Most of these women were artists like himself: a dancer, a choreographer, a journalist, an actress, a pianist. Several left husbands and children to marry him. Altogether, he fathered eight children (although some believe it may even have been nine) with his wives and mistresses, including one who only found out that she was Bergman’s daughter when she was 22. Most of his children now work as writers, actors and film directors. Another is an airline pilot.
His biographer, Geoffrey Macnab, says that the central paradox about Bergman is that he wrote so creatively and attentively about childhood and yet was so uninterested, for so long, in his own children’s lives. Bergman attributed to his last wife, Ingrid, his belated attachment to his many children and grandchildren. “Before, I never had much time for children, emotionally or otherwise. That’s something that’s been added to my life, thanks to Ingrid. She took the initiative to organise family get-togethers every summer. It’s so much fun.”
In 1976, Bergman was arrested for tax evasion during a rehearsal of Strindberg’s play The Dance of Death. The charge was later dismissed, but it led him to turn his back on Sweden, settling not entirely happily for several years in Munich, where he received weekly parcels of Swedish crispbread, sour cream and gingerbread.
His close friend and collaborator Erland Josephson worked with him, off and on, for an incredible 70 years. He says that Bergman could not bear to lose control, which is why the arrest hurt so much. Returning eventually to Sweden, Bergman made “behind the scenes” films that set about reclaiming control of his public image. “They belong to a genre in their own right,” says Josephson. “Bergman plays Bergman. It is important to him that the image of him shows his tenderness and tolerance, but also his complete domination.”
Once, during the rehearsal, Bergman pulled Josephson’s beard, wobbled his chin, trod on his toes and pulled his hair. “The reason he is angry is that I have spent a weekend in Paris without telling him, instead of preparing for next week’s rehearsals,” Josephson realised. “The director and I quarantined our friendship for a couple of weeks.”
Of Bergman’s style Josephson said: “Earlier directors seldom touched actors physically. Bergman’s firm grip is innovative. His pinch belongs to his stock of premeditated spontaneities, designed to liven up sluggish colleagues.”

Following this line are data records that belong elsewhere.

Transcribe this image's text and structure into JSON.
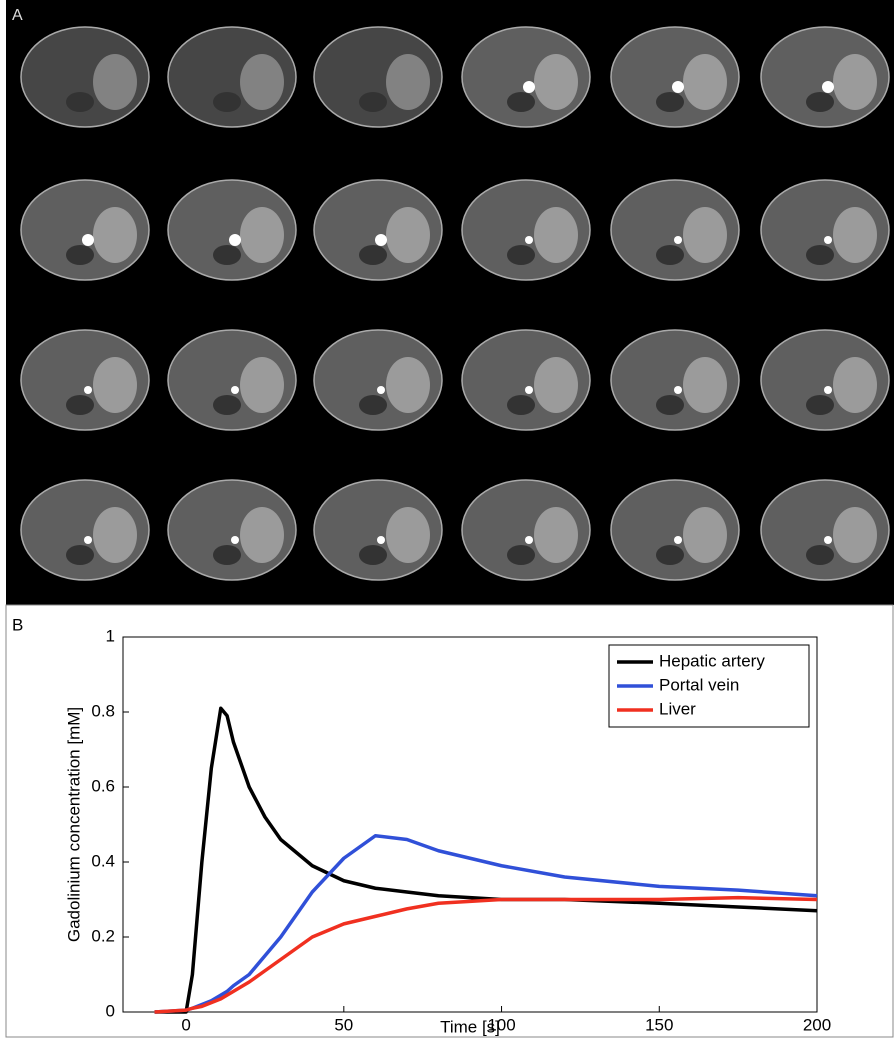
{
  "panels": {
    "a_label": "A",
    "b_label": "B"
  },
  "chart_data": {
    "type": "line",
    "xlabel": "Time [s]",
    "ylabel": "Gadolinium concentration [mM]",
    "x": [
      -10,
      0,
      2,
      5,
      8,
      11,
      13,
      15,
      20,
      25,
      30,
      40,
      50,
      60,
      70,
      80,
      90,
      100,
      120,
      150,
      175,
      200
    ],
    "series": [
      {
        "name": "Hepatic artery",
        "color": "#000000",
        "values": [
          0,
          0,
          0.1,
          0.4,
          0.65,
          0.81,
          0.79,
          0.72,
          0.6,
          0.52,
          0.46,
          0.39,
          0.35,
          0.33,
          0.32,
          0.31,
          0.305,
          0.3,
          0.3,
          0.29,
          0.28,
          0.27
        ]
      },
      {
        "name": "Portal vein",
        "color": "#3050d8",
        "values": [
          0,
          0.005,
          0.01,
          0.02,
          0.03,
          0.045,
          0.055,
          0.07,
          0.1,
          0.15,
          0.2,
          0.32,
          0.41,
          0.47,
          0.46,
          0.43,
          0.41,
          0.39,
          0.36,
          0.335,
          0.325,
          0.31
        ]
      },
      {
        "name": "Liver",
        "color": "#f03020",
        "values": [
          0,
          0.005,
          0.01,
          0.015,
          0.025,
          0.035,
          0.045,
          0.055,
          0.08,
          0.11,
          0.14,
          0.2,
          0.235,
          0.255,
          0.275,
          0.29,
          0.295,
          0.3,
          0.3,
          0.3,
          0.305,
          0.3
        ]
      }
    ],
    "xlim": [
      -20,
      200
    ],
    "xticks": [
      0,
      50,
      100,
      150,
      200
    ],
    "ylim": [
      0,
      1
    ],
    "yticks": [
      0,
      0.2,
      0.4,
      0.6,
      0.8,
      1
    ],
    "grid": false,
    "legend": "upper right"
  }
}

Along with his temper, Bergman’s insistence on punctuality was legendary. Once, in Hollywood to discuss a film project with a famous actress, he arrived in the producer’s office at nine on the dot, expecting to find the actress. After a short wait, he asked the producer to call her. When she answered the phone and told the producer she was in the shower and on her way, Bergman said: “Give me the phone… Miss X, you can stay in the shower.” The arts are all about the struggle for power, Josephson concludes.
Harriet Andersson, meanwhile, recalls his jealousy while he was making the film Sawdust and Tinsel. “Ingmar was terribly, pathologically jealous at times, of many people. He thought there was something going on between me and a German photographer who came over to do a feature. I was not unfaithful, even though he thought I was. I was bloody faithful.”
Despite everything, Bergman used to say he was faithful too – to everyone. “I think that must be true,” says Duncan in his defence, “because he always retained good friendships with his lovers and his wives, all of them, right to the end.”
And with friends too. Despite their disagreements, Josephson remembers Bergman warmly: “He was aggressive and tender, penetrating, a man for whom power was important… He still is, even in death.”
Indeed, Bergman directed his own funeral, down to the smallest detail. But only three of his eight children attended it.